Ver al docente como alteridad significa también reconocer su vulnerabilidad constitutiva. Como señala Mèlich (2014), «el maestro no es un superhéroe ni un técnico infalible, sino un ser finito y vulnerable que habita la tensión y la incertidumbre propias de toda relación humana auténtica» (p.124). Esta vulnerabilidad, lejos de ser debilidad, constituye la condición de posibilidad para una pedagogía del encuentro y el cuidado.
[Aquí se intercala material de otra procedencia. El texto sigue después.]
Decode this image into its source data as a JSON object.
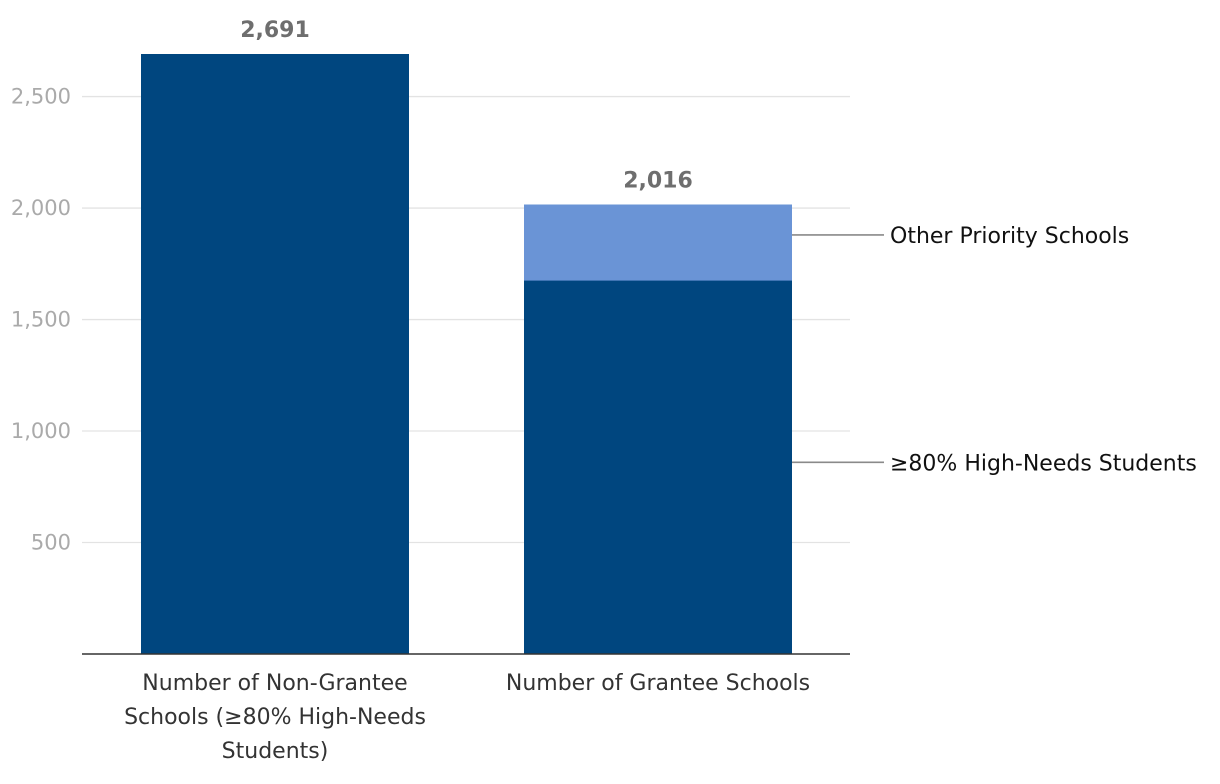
{
  "chart_data": {
    "type": "bar",
    "stacked": true,
    "categories": [
      [
        "Number of Non-Grantee",
        "Schools (≥80% High-Needs",
        "Students)"
      ],
      [
        "Number of Grantee Schools"
      ]
    ],
    "series": [
      {
        "name": "≥80% High-Needs Students",
        "values": [
          2691,
          1675
        ],
        "color": "#00467f"
      },
      {
        "name": "Other Priority Schools",
        "values": [
          0,
          341
        ],
        "color": "#6a94d6"
      }
    ],
    "totals": [
      2691,
      2016
    ],
    "total_labels": [
      "2,691",
      "2,016"
    ],
    "y_ticks": [
      500,
      1000,
      1500,
      2000,
      2500
    ],
    "y_tick_labels": [
      "500",
      "1,000",
      "1,500",
      "2,000",
      "2,500"
    ],
    "ylim": [
      0,
      2691
    ],
    "grid": true,
    "legend": "right, labels attached to stacked segments"
  }
}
La escuela se configura entonces como espacio privilegiado donde la alteridad se manifiesta como experiencia radical que nos interpela éticamente. No hay pedagogía sin ese reconocimiento recíproco que nos constituye como sujetos en relación, como seres inacabados que se completan —siempre provisionalmente— en el encuentro con el otro.

Referencias

Bárcena, F. (2012). El aprendiz eterno. Filosofía, educación y el arte de vivir. Miño y Dávila.

Cortázar, J. (1939). «Esencia y misión del maestro». Revista de Educación.

Lévinas, E. (1974). De otro modo que ser, o más allá de la esencia. Sígueme.

Martínez Boom, A. (2020). Verdades y mentiras sobre la escuela. Aula de Humanidades.

Mèlich, J.C. (2014). La lógica de la crueldad. Herder Editorial.